Pain, Parties, Work
Sixty years ago in May, Sylvia Plath was finishing her junior year at Smith College and preparing to travel to New York City to join the Mademoiselle magazine “College Board,” a group of college girls who would spend the month of June living in the Barbizon hotel and appearing as guest editors for the August issue. Elizabeth Winder, the author of Pain, Parties, Work: Sylvia Plath in New York, Summer 1953, paints a picture of this era in order to understand more about how it affected Sylvia’s hopes and dreams. They “wore girdles, conical bras, kitten and Cuban heels. Whether playing badminton or clacking away at a typewriter, they worked at cultivating a veneer of knowing sophistication—they wanted to ‘own’ the ladylike details of their dresses and clutches. The goal was to feel and look as turned out and spotless as a white kid glove.”
Sylvia and the 19 other guest editors conducted interviews with literary celebrities of the day, attended parties, appeared in fashion shows, and went to lunches and on dates to events around the city sponsored by the magazine. Later in the summer Sylvia attempted suicide for the first time, and ten years later she would publish The Bell Jar, her version of that month in New York and the mental breakdown that followed.
Winder has interviewed many of the other guest editors about the month they spent with Sylvia, and the result is the jarring juxtaposition promised by her title; one has to wonder how it was possible for an intelligent and sensitive young woman to contend with so many rigid expectations without letting go of so many of her own ambitions that she would become like everyone else. Before Sylvia even got to New York, for example, she did her guest interview with the novelist Elizabeth Bowen wearing a “tight blue and white sheath dress with matching jacket and a curvy little white hat. As usual, she adorned herself simply—with her signature cherry red lipstick, a pearl cuff around her right wrist and a delicate watch around her left. That day both women wore three layers of pearls looped around their throats.” A photograph is included.

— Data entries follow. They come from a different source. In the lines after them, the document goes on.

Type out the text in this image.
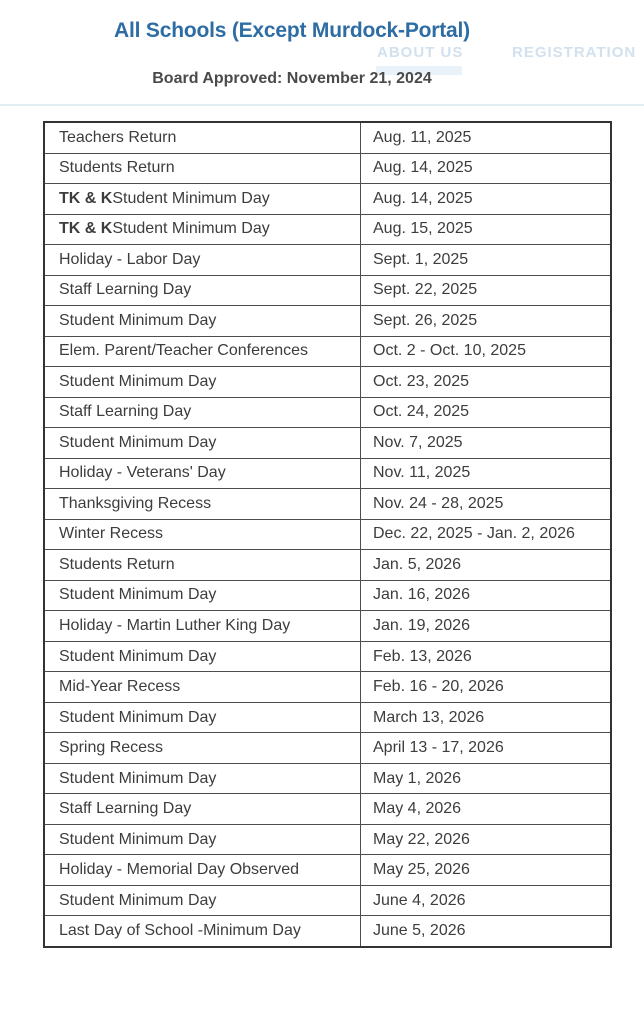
ABOUT US	REGISTRATION
All Schools (Except Murdock-Portal)
Board Approved: November 21, 2024
Teachers Return	Aug. 11, 2025
Students Return	Aug. 14, 2025
TK & K Student Minimum Day	Aug. 14, 2025
TK & K Student Minimum Day	Aug. 15, 2025
Holiday - Labor Day	Sept. 1, 2025
Staff Learning Day	Sept. 22, 2025
Student Minimum Day	Sept. 26, 2025
Elem. Parent/Teacher Conferences	Oct. 2 - Oct. 10, 2025
Student Minimum Day	Oct. 23, 2025
Staff Learning Day	Oct. 24, 2025
Student Minimum Day	Nov. 7, 2025
Holiday - Veterans' Day	Nov. 11, 2025
Thanksgiving Recess	Nov. 24 - 28, 2025
Winter Recess	Dec. 22, 2025 - Jan. 2, 2026
Students Return	Jan. 5, 2026
Student Minimum Day	Jan. 16, 2026
Holiday - Martin Luther King Day	Jan. 19, 2026
Student Minimum Day	Feb. 13, 2026
Mid-Year Recess	Feb. 16 - 20, 2026
Student Minimum Day	March 13, 2026
Spring Recess	April 13 - 17, 2026
Student Minimum Day	May 1, 2026
Staff Learning Day	May 4, 2026
Student Minimum Day	May 22, 2026
Holiday - Memorial Day Observed	May 25, 2026
Student Minimum Day	June 4, 2026
Last Day of School -Minimum Day	June 5, 2026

The photographs in this book show Sylvia’s attempts to conform to the requirements for young women of her day. Winder asserts that her preparations for New York consisted of organizing her wardrobe: “she wasn’t preoccupied with organizing notes, brushing up on her typing, or reading short stories. She obsessed over clothes—thinking about them, budgeting for them, writing about them, and shopping for them.” After the first third of the book, the tone of Winder’s assertions began to wear on me; rather than commenting on what seems to me to be ample evidence that, like pearls around her throat, the stringent rules about appearance strangled some of what Sylvia could have become, Winder claims that “new clothes left Sylvia reeling with happiness. For Sylvia, a shopping list was a poem.” Since I read an advance copy of the book, provided by HarperCollins courtesy of TLC Blog Tours, I couldn’t trace the path of the unfinished notes well enough to see which young guest editor might have said something that allowed Winder to draw this conclusion.
Winder’s deliberate cheeriness does echo the cheeriness forced on the young guest editors, however–girls who were once required to pose for hours in a star formation in rubber girdles and wool kilts on a 94-degree day (while the Mademoiselle staff members wore “chic black suits”) and then write about their day “as dressy and fun.” The book’s cheery tone is amplified by magazine-like boxes interspersed throughout the text. One called “Vitals” reveals details about Sylvia, like that “she smelled like soap and water, lipstick, and Prell and Lustre-Creme shampoo” and that “she wanted her children to be conceived in the ocean.”
Sylvia’s longing for the ocean towards the end of June is one of Winder’s most convincingly established facts about her month in New York. “Away from her beloved beaches, she began to wither. Summers were for reading and sunbathing marathons—the sun gave her ‘a great glowing peace.’” Readers can see that her expectations were high when she got to the beach later in the summer, only to discover that her chosen book—Joyce’s Ulysses—was difficult to read, and her difficulty with it made her feel that she was a failure at something important she had set out to do.
Finally, towards the end of her book, Winder comments perceptively on “the instability of identity—how we are seen only one dimension at a time. Cyrilly saw a kindred bluestocking. Laurie Glazer saw a cultivated beauty. Ann Burnside saw a caviar-stuffing barbarian.” If this purposely-limited book has a place beside Plath’s own journals in providing another view of the complicated person she was, it is because of the way we see her through the eyes of the girls who saw mostly what she wanted them to see, reflections of themselves. Her quest to spot Dylan Thomas in person becomes trivial: “the whole mad frolic became known as ‘the Dylan Thomas episode’ and remains a testament to Sylvia’s infectious enthusiasm for whatever, whomever, she loved.”
The cover photo is eerily similar to photos of Jennifer Lawrence’s fall at this year’s Oscars, don’t you think? The big skirt, the up-do, the fragile-looking shoulder blades—these have not yet been banished from our picture of how a beautifully dressed young girl looks.